Money myths have no place in 2017
Learning how to rid yourself of ingrained money myths may be an important step in achieving money harmony with your spouse. Although the 1950s style family with a working husband and at-home wife is a concept that has gone to the wayside, some of the same attitudes toward money management remain. Baby boomers especially may have grown up learning that speaking about their finances was impolite or taboo, especially when raised in a wealthy family. In addition, boomers are most likely to hide financial transactions from their spouses. On the other hand, millennials are proving to be more open about money matters and up-front with romantic partners about their financial situation.
Reasons to reverse the trend
In today’s changing economy, speaking about finances isn’t just important, it’s necessary. Many Canadian families consist of two working parents who share the duties of earning money, raising children, and dealing with household expenses, so it makes sense that attitudes toward finances should be changing also. Opening a dialogue about financial matters such as debt problems, spending habits, or budgeting challenging can benefit children who will form a relationship with money based on their parents’ habits. And, it also benefits the parents’ relationship by reducing the risk of divorce or separation and allowing them to set financial goals as a team.
Setting the stage for change
Couples who share money-oriented goals enjoy a happier relationship and are also more inclined to meet financial milestones. If you and your partner have difficulty opening up about finances, follow these steps:
- Set a date. Make financial discussions an event by setting a date night (or day) when you can both dedicate time to laying out the facts. Focus on creating a judge-free zone and don’t be afraid to set some rules beforehand so things stay civil.
- Write down goals. Bring a notebook and some pens on your date and separately, write down your financial goals. Exchange the papers and see if you have some common ground. From there, set some goals you can both agree on and rank them in terms of priority. Example, debt repayment and adding to savings might be a higher priority than planning a trip. The importance is striking a balance and finding common ground.
- Make a budget. Without a spending plan, money goes unaccounted and goals become more difficult to reach. Create a budget together that incorporates all household expenses, discretionary spending, and your dedicated goals. Gail Vaz-Oxlade details how a balanced budget should look with a Life-Pie diagram.
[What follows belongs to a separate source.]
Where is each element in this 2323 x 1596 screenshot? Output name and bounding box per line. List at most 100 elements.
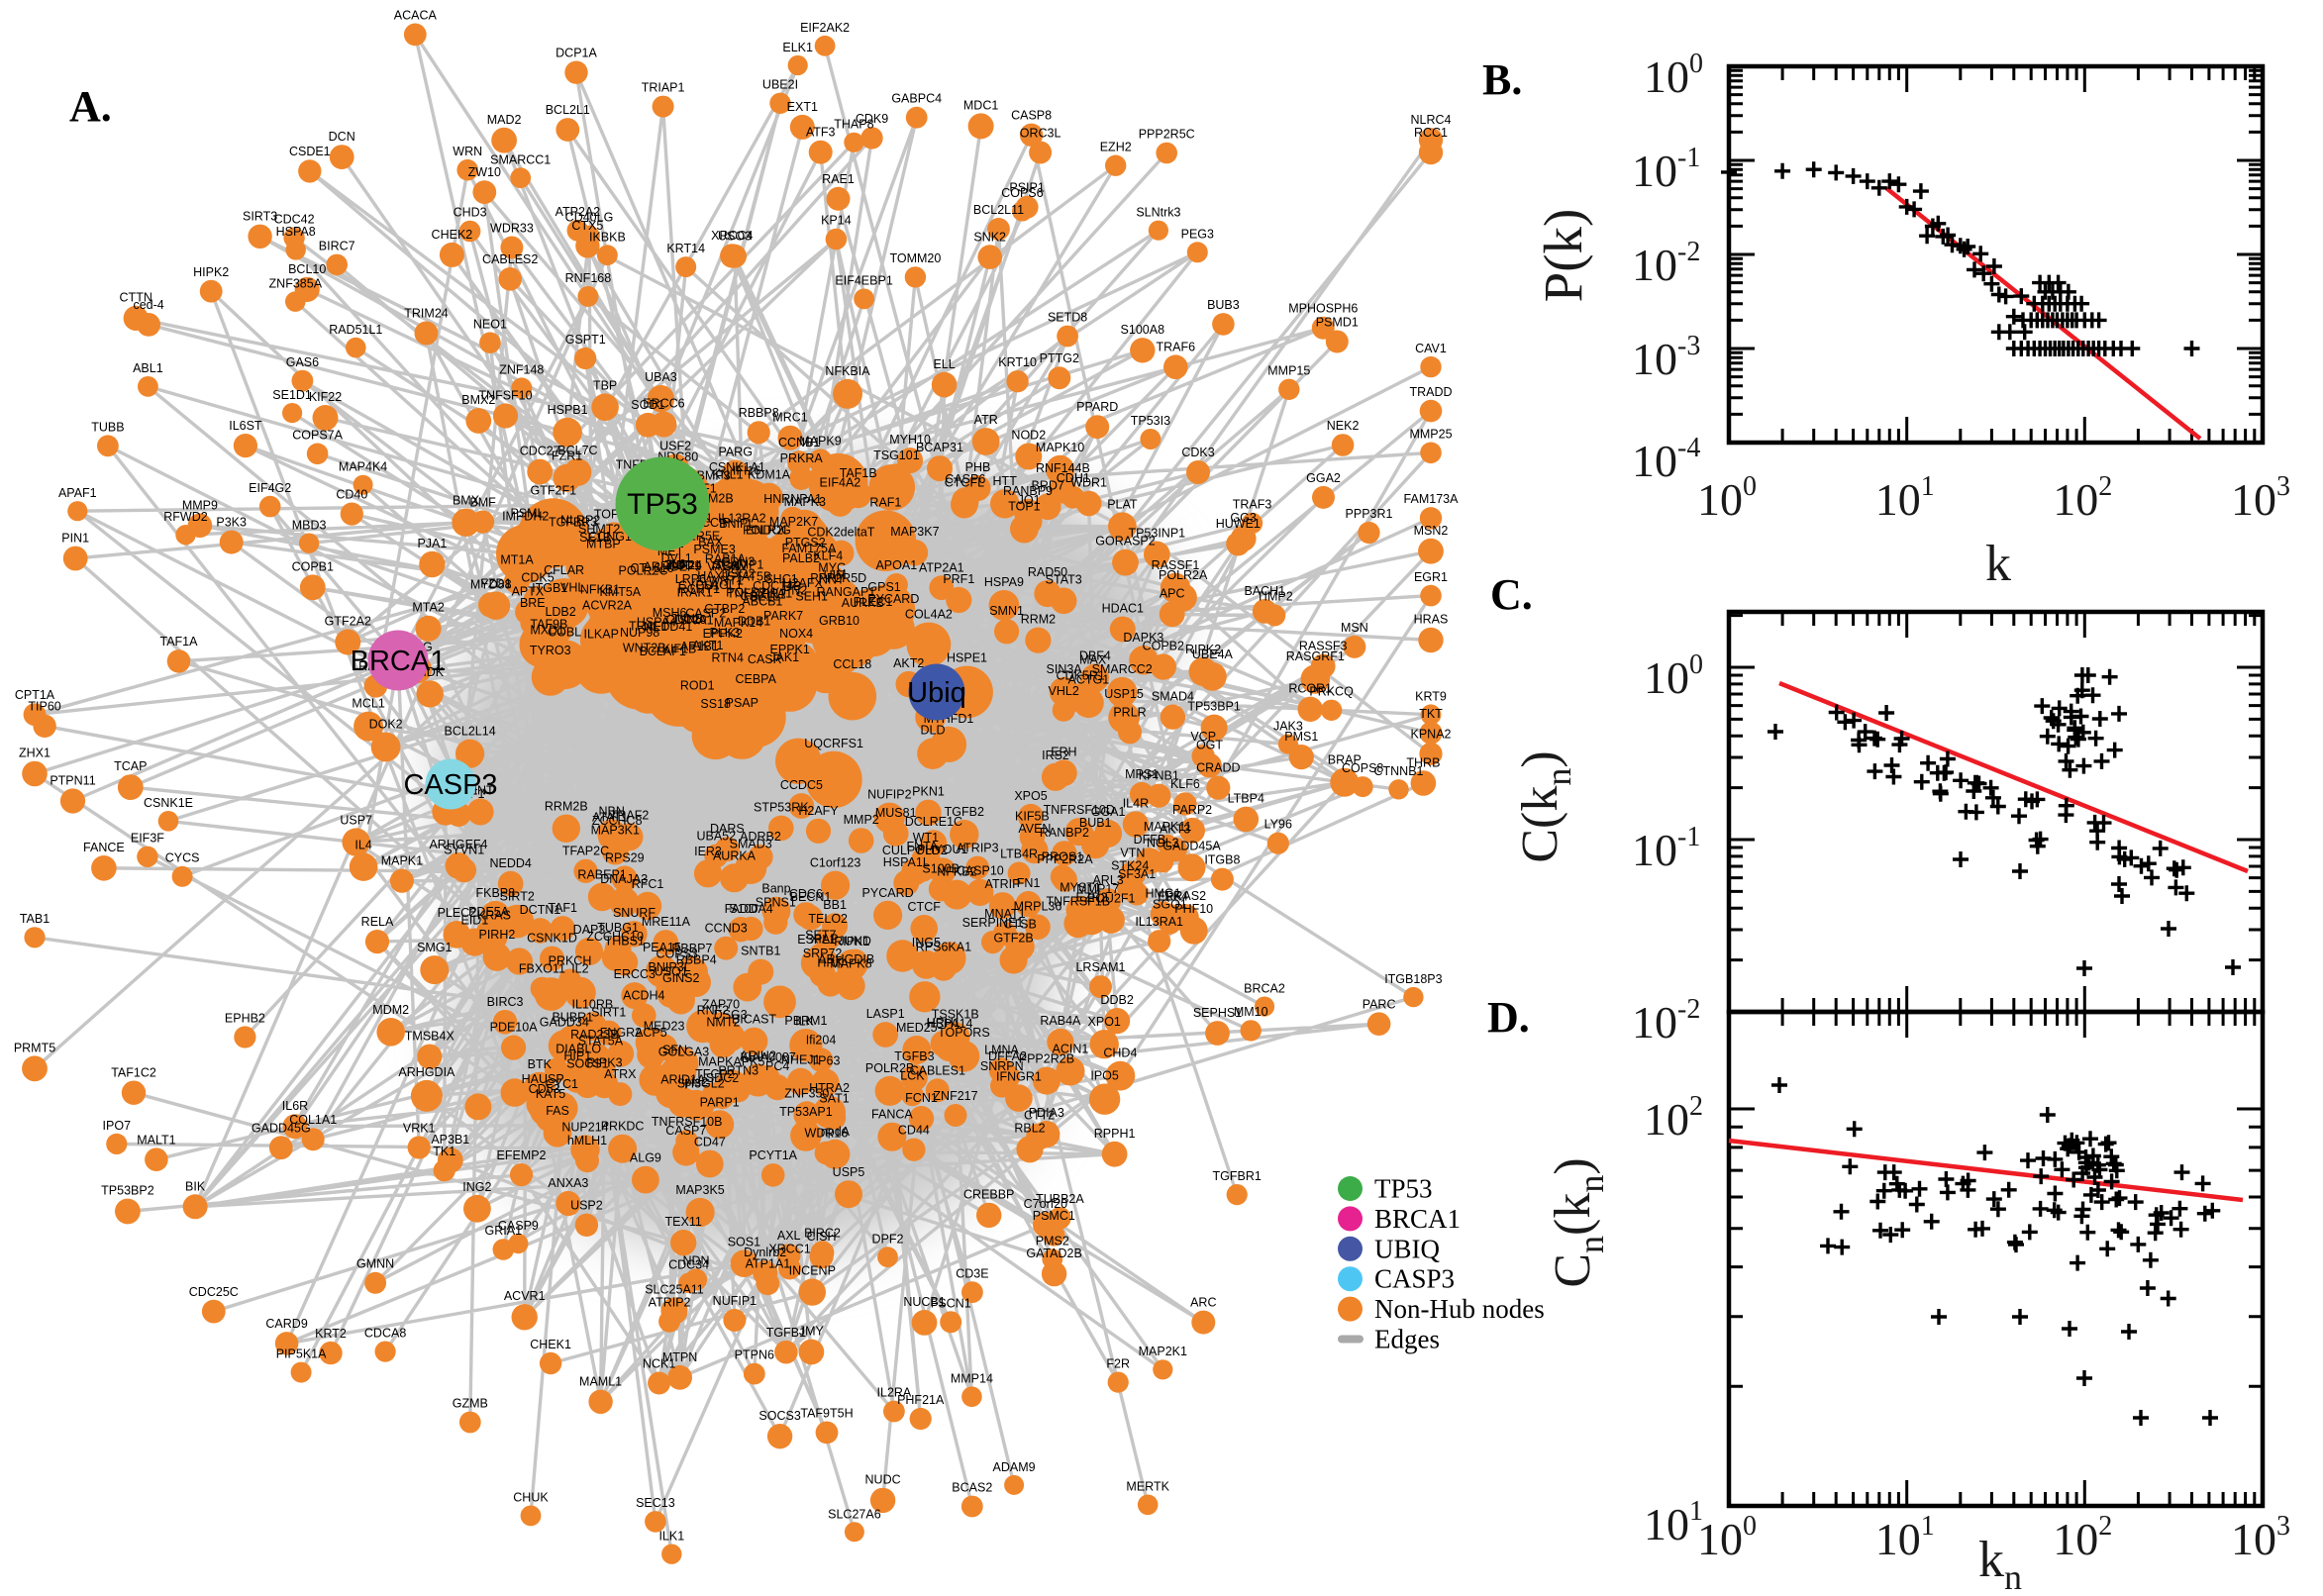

How to reduce debt as a couple
Carrying debt can push back goals and make it more difficult to meet financial responsibilities each month. Working together to pay down debt is a great way to increase financial literacy and build a stronger relationship. The Financial Consumer Agency of Canada is a great place to start when learning about how to reduce debt, manage money and build a budget that works. Calculators can help you set goals and tally up your debts, and modules and videos will demonstrate the best way to improve your finances and meet your milestones. Additionally, credit counselling services in Wetaskiwin can help you with budgeting and credit management strategies. A Licensed Insolvency Trustee can explain the range of options for reducing debt, helping you choose the option that best suits your circumstances. If you’re facing unmanageable debt, and LIT is the only debt relief professional that can assist you with formal debt solutions such as a consumer proposal.